We are guided by the principles set forth in the Geneva Accords of 1954 and 1962.
(TS) The Joint Chiefs of Staff consider that these guidelines are valid. However, although progress is being made within the above framework, it has not been commensurate with the military power available in Southeast Asia, largely because constraints on the employment of this power have resulted in a program of graduated application of military pressure. NVN has the advantage of the use of certain sanctuaries for retreat and regroupment without fear of attack. The enemy has the advantage of uninterrupted importation of war material. He knows that certain restrictions on US military operations will give him tactical advantage. He also has the advantage of being able to gauge his own military efforts against the announced US military force buildup. He knows that we will not destroy his country or his Government because we have publicly so stated. Because of these advantages, more than 3 years of gradually increasing pressures have not caused the enemy to cease his aggression. On the contrary, NVN has been able to maintain its capability to support an ever-increasing intensity of conflict, with the resulting greater expenditure of US resources and increase in US casualties.
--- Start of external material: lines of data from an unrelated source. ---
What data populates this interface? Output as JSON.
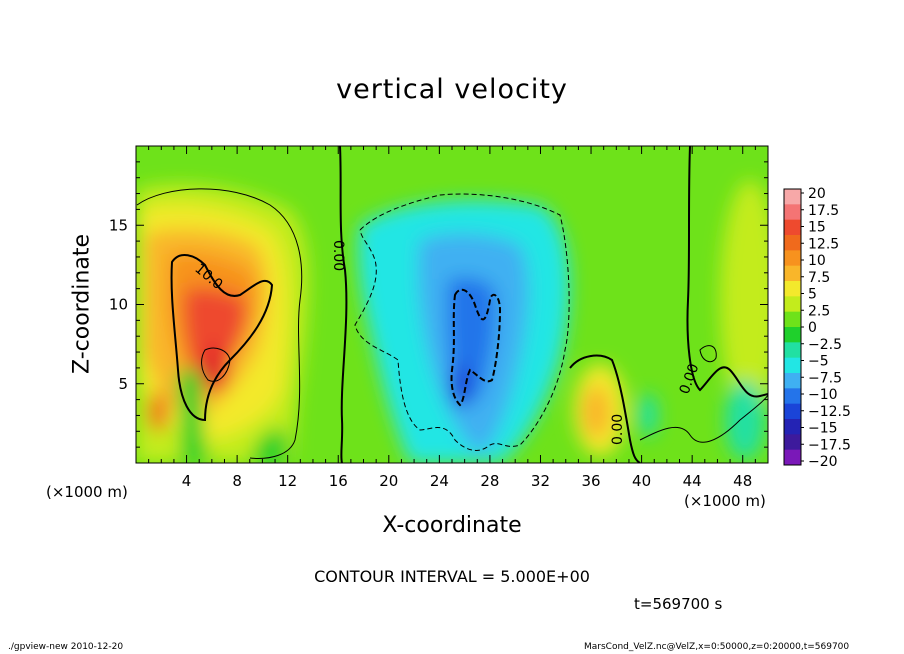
{
  "chart_data": {
    "type": "heatmap",
    "title": "vertical velocity",
    "xlabel": "X-coordinate",
    "ylabel": "Z-coordinate",
    "x_unit": "(×1000 m)",
    "xlim": [
      0,
      50
    ],
    "ylim": [
      0,
      20
    ],
    "x_ticks": [
      4,
      8,
      12,
      16,
      20,
      24,
      28,
      32,
      36,
      40,
      44,
      48
    ],
    "y_ticks": [
      5,
      10,
      15
    ],
    "colorbar": {
      "labels": [
        "20",
        "17.5",
        "15",
        "12.5",
        "10",
        "7.5",
        "5",
        "2.5",
        "0",
        "−2.5",
        "−5",
        "−7.5",
        "−10",
        "−12.5",
        "−15",
        "−17.5",
        "−20"
      ],
      "colors": [
        "#f7a8a8",
        "#f47474",
        "#ee4a2e",
        "#f06a1c",
        "#f7921e",
        "#f9b62a",
        "#f3e92c",
        "#c3ec1c",
        "#6ee21a",
        "#1fd02c",
        "#21e0a2",
        "#22e6e4",
        "#3fb0f2",
        "#2474ea",
        "#1a44d8",
        "#2423b4",
        "#3d1a9c",
        "#7a18b8"
      ]
    },
    "contour_labels": [
      "10.0",
      "0.00",
      "0.00",
      "0.00"
    ],
    "contour_interval": "CONTOUR INTERVAL = 5.000E+00",
    "time": "t=569700 s"
  },
  "footer": {
    "left": "./gpview-new   2010-12-20",
    "right": "MarsCond_VelZ.nc@VelZ,x=0:50000,z=0:20000,t=569700"
  }
}
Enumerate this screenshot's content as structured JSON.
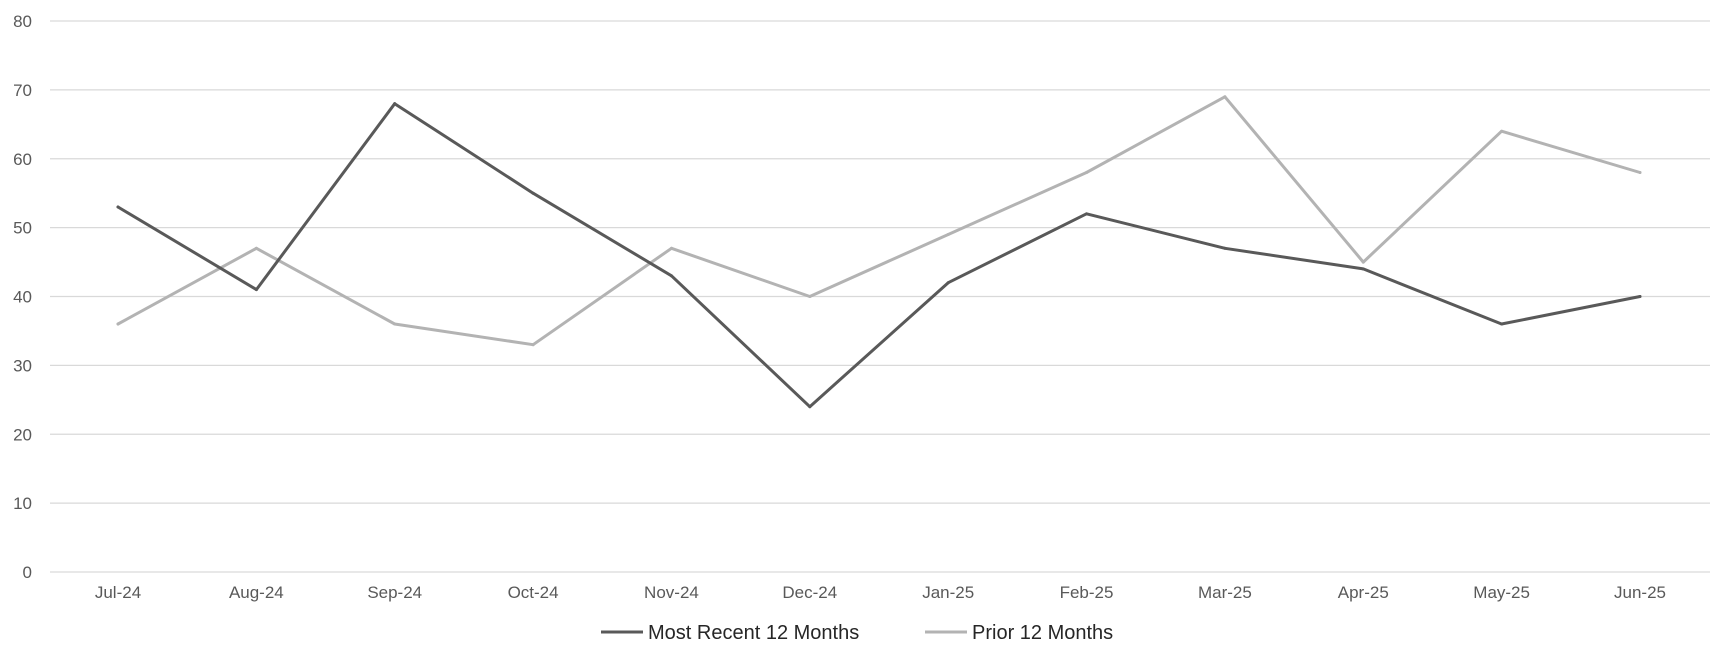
{
  "chart_data": {
    "type": "line",
    "categories": [
      "Jul-24",
      "Aug-24",
      "Sep-24",
      "Oct-24",
      "Nov-24",
      "Dec-24",
      "Jan-25",
      "Feb-25",
      "Mar-25",
      "Apr-25",
      "May-25",
      "Jun-25"
    ],
    "ylim": [
      0,
      80
    ],
    "y_ticks": [
      "0",
      "10",
      "20",
      "30",
      "40",
      "50",
      "60",
      "70",
      "80"
    ],
    "grid": true,
    "legend_position": "bottom",
    "series": [
      {
        "name": "Most Recent 12 Months",
        "color": "#595959",
        "values": [
          53,
          41,
          68,
          55,
          43,
          24,
          42,
          52,
          47,
          44,
          36,
          40
        ]
      },
      {
        "name": "Prior 12 Months",
        "color": "#b3b3b3",
        "values": [
          36,
          47,
          36,
          33,
          47,
          40,
          49,
          58,
          69,
          45,
          64,
          58
        ]
      }
    ]
  }
}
(S) A continuation of the restraints associated with the current policies during protracted negotiations of the type experienced so far can result only in progressive deterioration of the allied capability to block attainment of the North Vietnamese objectives as they relate to SVN. It appears, therefore, that considerable intensification of direct pressure on NVN is needed.
(TS) In the event that current negotiations fail to produce early and substantial progress or break down, the Joint Chiefs of Staff believe that the air and naval attacks on all of NVN should be resumed and that restraints in such attacks heretofore imposed within the current policies should be removed. At a suitable time, the Joint Chiefs of Staff will make appropriate recommendations, dependent upon developments.
For the Joint Chiefs of Staff:
Earle G. Wheeler 4
Joint Chiefs of Staff
  1. Source: Department of Defense, Official Records of the Joint Chiefs of Staff, 911/305 (24 May 68), IR 4055–4057. Top Secret.
  2. Document 256.
  3. Giap made this statement in the North Vietnamese newspaper Quang Doi Nhan Dan, September 14–16, 1967, and in the Soviet newspaper Krasnaya Zvezda, October 21, 1967.
  4. Printed from a copy that indicates General Wheeler signed the original.